Muahahaha…

From the ‘Evil Henchmen Guide’, How to Be a Villain:
Mean English Teachers
These sadistic henchmen are perfect for when you want to inflict the greatest amount of pain possible. They are arrogant, humorless, and ridiculously strict, insulting their pupils intelligence because they couldn’t become writers themselves. They can extinguish any sense of creativity once held by an individual, as well as transform previously enjoyable literary works into nightmares of horror and confusion. Their monotonous tones are capable of driving even the sanest person to the brink of insanity, useful when you are in need of a torture master. Long after a child has grown up and become a hero, the sign of a mean English teacher continues to cause fear and discomfort.
Other henchmen possibilities
Classic thugs
Mutants Robot warriors
Ninjas (winners of the Henchmen of the Year award more than any other group)
Aliens
Demented clowns
Computer programmers
Winged monkeys
The undead

Reports of my death have been grossly exaggerated

I am still alive, really.
I’ve been engrossed in other things, and sadly neglecting my blog. My apologies. As I said to one blogette who complained about the lack of posts, I really didn’t know I had an audience. Aside from stalwarts Bill & Becca, comments are few and far between. I assumed the chirping crickets meant I was writing into a void. Apparently I was wrong, and teeming hordes of readers are breathlessly awaiting my next bon mot. No pressure, of course.
Anyway, in an effort to prove that I really do care, I’ve added a page of educational resources. Go there. It’s good for you, like bran flakes, but without the rush to the loo.
Well, you ask (apparently), what have I been doing with myself? – catching up on backissues of the Times Literary Supplement – stripping paint off of every painted surface in the house (or so it seems) – researching texts for my upcoming Lit courses – laundry – researching refurbished laptops – learning code (yes, I’ve gone to the dark side) – reading, reading, reading
I just finished Everything is Illuminated, by Jonathan Safran Foer, which came with many recommendations. I now officially add my recommendation to the list.
The book is funny, sad, tragic, well-written… definitely worth the time.

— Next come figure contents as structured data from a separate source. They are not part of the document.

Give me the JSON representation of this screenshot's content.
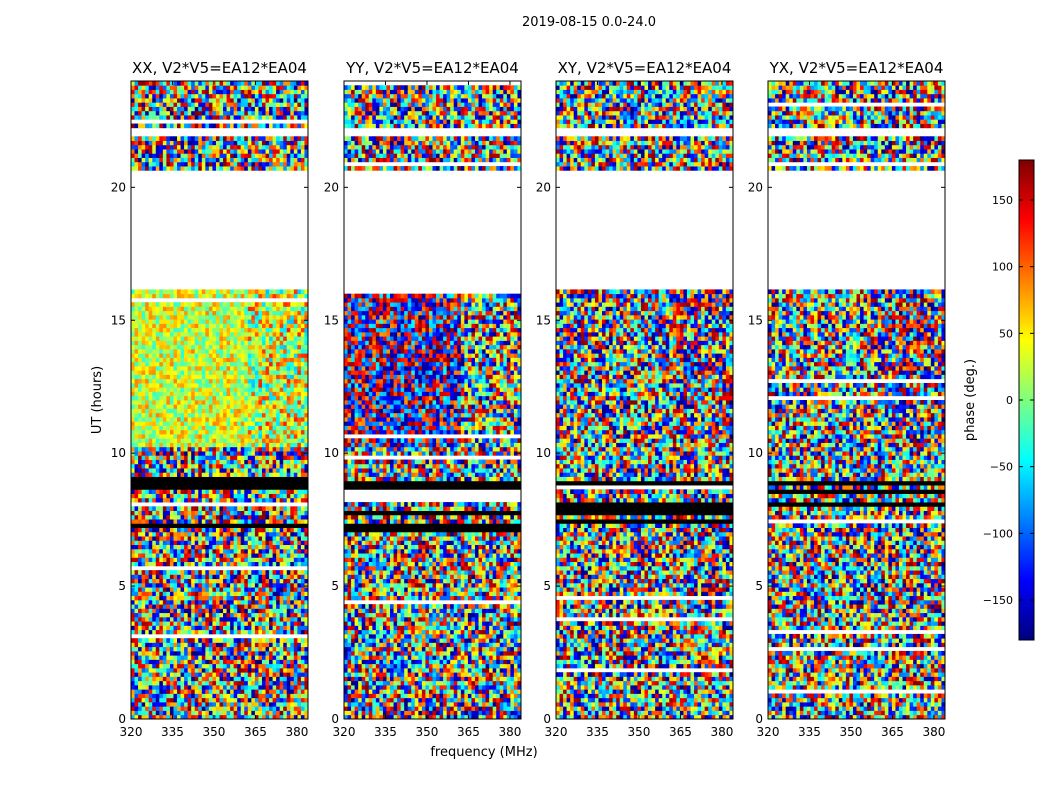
{
  "figure": {
    "title": "2019-08-15 0.0-24.0",
    "xlabel": "frequency (MHz)",
    "ylabel": "UT (hours)"
  },
  "chart_data": {
    "type": "heatmap",
    "title": "2019-08-15 0.0-24.0",
    "xlabel": "frequency (MHz)",
    "ylabel": "UT (hours)",
    "xlim": [
      320,
      384
    ],
    "ylim": [
      0,
      24
    ],
    "xticks": [
      320,
      335,
      350,
      365,
      380
    ],
    "yticks": [
      0,
      5,
      10,
      15,
      20
    ],
    "grid": false,
    "panels": [
      {
        "title": "XX, V2*V5=EA12*EA04",
        "dominant_phase_10_16h": 30,
        "spread": "low"
      },
      {
        "title": "YY, V2*V5=EA12*EA04",
        "dominant_phase_10_16h": -160,
        "spread": "medium"
      },
      {
        "title": "XY, V2*V5=EA12*EA04",
        "dominant_phase_10_16h": 0,
        "spread": "high"
      },
      {
        "title": "YX, V2*V5=EA12*EA04",
        "dominant_phase_10_16h": 0,
        "spread": "high"
      }
    ],
    "flagged_ut_ranges": [
      [
        16.2,
        20.7
      ],
      [
        21.85,
        22.2
      ]
    ],
    "colorbar": {
      "label": "phase (deg.)",
      "range": [
        -180,
        180
      ],
      "ticks": [
        -150,
        -100,
        -50,
        0,
        50,
        100,
        150
      ],
      "colormap": "jet",
      "colors": [
        "#00007f",
        "#0000ff",
        "#007fff",
        "#00ffff",
        "#7fff7f",
        "#ffff00",
        "#ff7f00",
        "#ff0000",
        "#7f0000"
      ]
    }
  }
}
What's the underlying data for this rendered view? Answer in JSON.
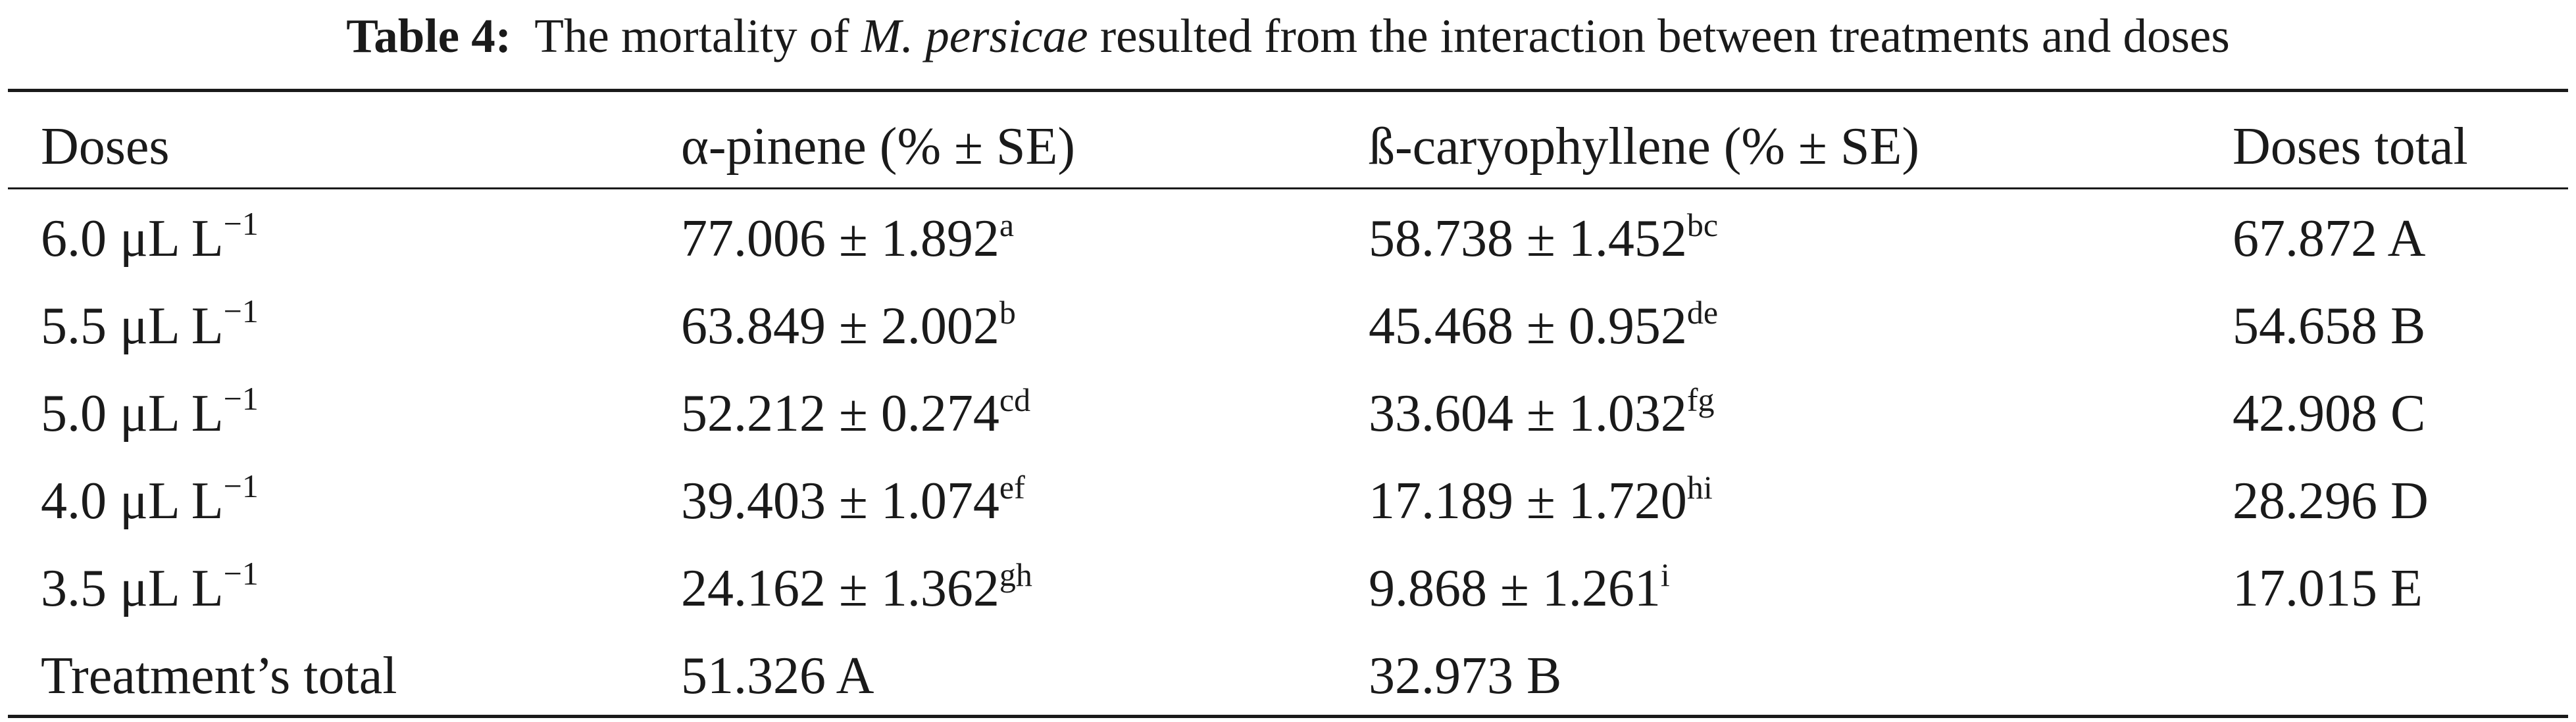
{
  "caption": {
    "label": "Table 4:",
    "text_before": "The mortality of",
    "species": "M. persicae",
    "text_after": "resulted from the interaction between treatments and doses"
  },
  "table": {
    "headers": [
      "Doses",
      "α-pinene (% ± SE)",
      "ß-caryophyllene (% ± SE)",
      "Doses total"
    ],
    "rows": [
      {
        "dose": "6.0 μL L",
        "dose_exp": "−1",
        "alpha": "77.006 ± 1.892",
        "alpha_sup": "a",
        "beta": "58.738 ± 1.452",
        "beta_sup": "bc",
        "total": "67.872 A"
      },
      {
        "dose": "5.5 μL L",
        "dose_exp": "−1",
        "alpha": "63.849 ± 2.002",
        "alpha_sup": "b",
        "beta": "45.468 ± 0.952",
        "beta_sup": "de",
        "total": "54.658 B"
      },
      {
        "dose": "5.0 μL L",
        "dose_exp": "−1",
        "alpha": "52.212 ± 0.274",
        "alpha_sup": "cd",
        "beta": "33.604 ± 1.032",
        "beta_sup": "fg",
        "total": "42.908 C"
      },
      {
        "dose": "4.0 μL L",
        "dose_exp": "−1",
        "alpha": "39.403 ± 1.074",
        "alpha_sup": "ef",
        "beta": "17.189 ± 1.720",
        "beta_sup": "hi",
        "total": "28.296 D"
      },
      {
        "dose": "3.5 μL L",
        "dose_exp": "−1",
        "alpha": "24.162 ± 1.362",
        "alpha_sup": "gh",
        "beta": "9.868 ± 1.261",
        "beta_sup": "i",
        "total": "17.015 E"
      }
    ],
    "footer": {
      "label": "Treatment’s total",
      "alpha_total": "51.326 A",
      "beta_total": "32.973 B"
    }
  }
}
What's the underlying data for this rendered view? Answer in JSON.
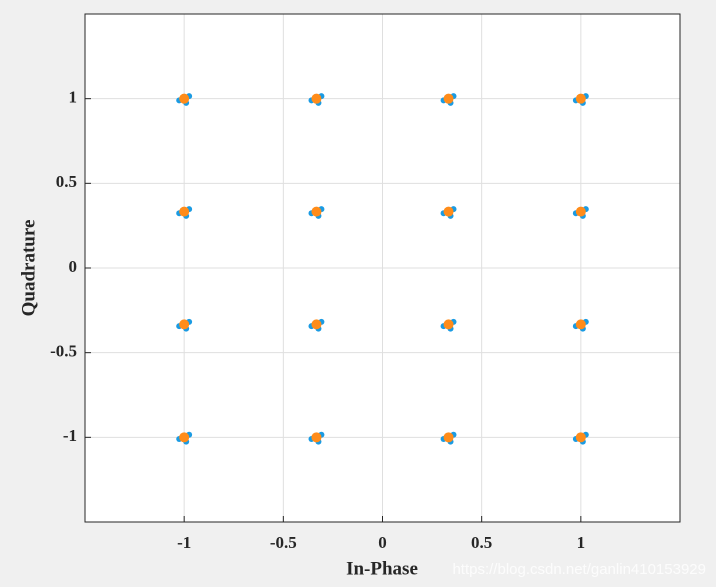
{
  "chart_data": {
    "type": "scatter",
    "xlabel": "In-Phase",
    "ylabel": "Quadrature",
    "watermark": "https://blog.csdn.net/ganlin410153929",
    "xlim": [
      -1.5,
      1.5
    ],
    "ylim": [
      -1.5,
      1.5
    ],
    "xticks": [
      -1,
      -0.5,
      0,
      0.5,
      1
    ],
    "yticks": [
      -1,
      -0.5,
      0,
      0.5,
      1
    ],
    "grid": true,
    "series": [
      {
        "color": "#1a9be3",
        "size": 3,
        "x": [
          -0.975,
          -1.025,
          -0.99,
          -0.975,
          -1.025,
          -0.99,
          -0.975,
          -1.025,
          -0.99,
          -0.975,
          -1.025,
          -0.99,
          -0.308,
          -0.358,
          -0.323,
          -0.308,
          -0.358,
          -0.323,
          -0.308,
          -0.358,
          -0.323,
          -0.308,
          -0.358,
          -0.323,
          0.358,
          0.308,
          0.343,
          0.358,
          0.308,
          0.343,
          0.358,
          0.308,
          0.343,
          0.358,
          0.308,
          0.343,
          1.025,
          0.975,
          1.01,
          1.025,
          0.975,
          1.01,
          1.025,
          0.975,
          1.01,
          1.025,
          0.975,
          1.01
        ],
        "y": [
          -0.985,
          -1.01,
          -1.025,
          -0.318,
          -0.343,
          -0.358,
          0.348,
          0.323,
          0.308,
          1.015,
          0.99,
          0.975,
          -0.985,
          -1.01,
          -1.025,
          -0.318,
          -0.343,
          -0.358,
          0.348,
          0.323,
          0.308,
          1.015,
          0.99,
          0.975,
          -0.985,
          -1.01,
          -1.025,
          -0.318,
          -0.343,
          -0.358,
          0.348,
          0.323,
          0.308,
          1.015,
          0.99,
          0.975,
          -0.985,
          -1.01,
          -1.025,
          -0.318,
          -0.343,
          -0.358,
          0.348,
          0.323,
          0.308,
          1.015,
          0.99,
          0.975
        ]
      },
      {
        "color": "#ff8c1a",
        "size": 5,
        "x": [
          -1,
          -1,
          -1,
          -1,
          -0.333,
          -0.333,
          -0.333,
          -0.333,
          0.333,
          0.333,
          0.333,
          0.333,
          1,
          1,
          1,
          1
        ],
        "y": [
          -1,
          -0.333,
          0.333,
          1,
          -1,
          -0.333,
          0.333,
          1,
          -1,
          -0.333,
          0.333,
          1,
          -1,
          -0.333,
          0.333,
          1
        ]
      }
    ]
  }
}
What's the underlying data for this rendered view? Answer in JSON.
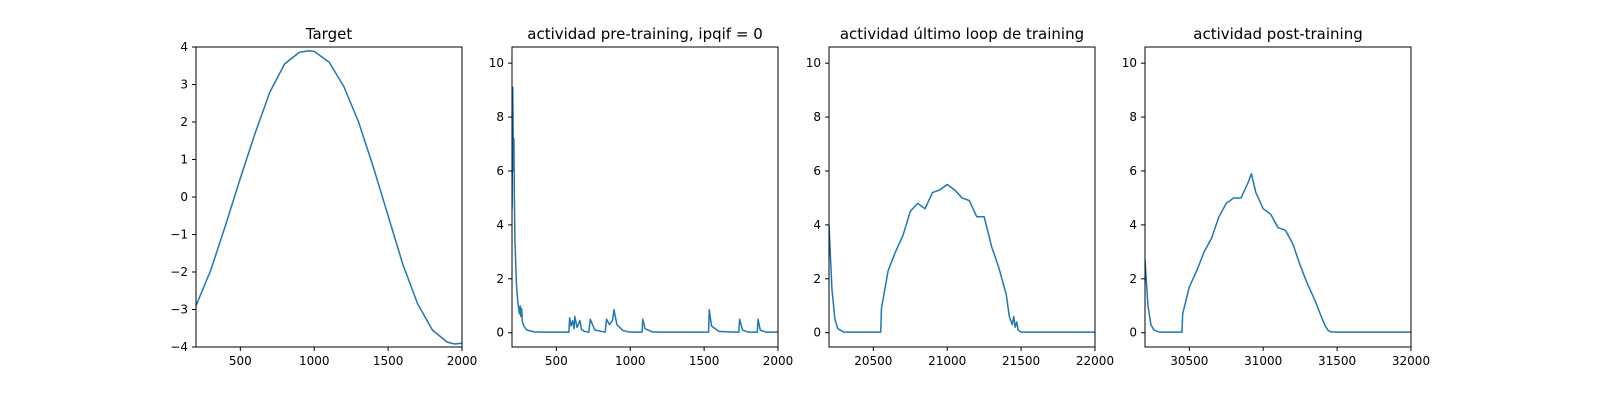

Part of the appeal for me is that Zoer doesn’t hit you over the head with too much exposition – and he’s paced it so that you suddenly realize where everything is headed and think to yourself “Oh my God, I was laughing at that?!?”
Other recent reads:
Black Bird, by Michel Basilieres
This is a must-read for Montrealers. Basilieres takes extraordinary liberties with Montreal history, but taps into our municipal psyche rather well. Nationalists may find the book a little offensive, but no one on either side of the debate walks away unscathed. The family at the center of the action is the DeSouche clan, half French, half English, all nuts in their own special ways. The setting is downtown Montreal, just before the October Crisis. There are some extremely funny moments, and some even more extremely disturbing ones. There’s an anglo doctor creating his very own Frankenstein, using Brother Andre’s heart, no less. There’s a crow (hence the title) who plucks out the patriarch’s eye. And above all there are myriad references that make a Montrealer all warm and fuzzy.
Lots and lots of P.D. James
I think I’m addicted.
Currently on the nightstand:
How to Read Literature Like a Professor
If I’m gonna be one…
How to Be a Villain
courtesy of Dina and Steve. Muahahaha.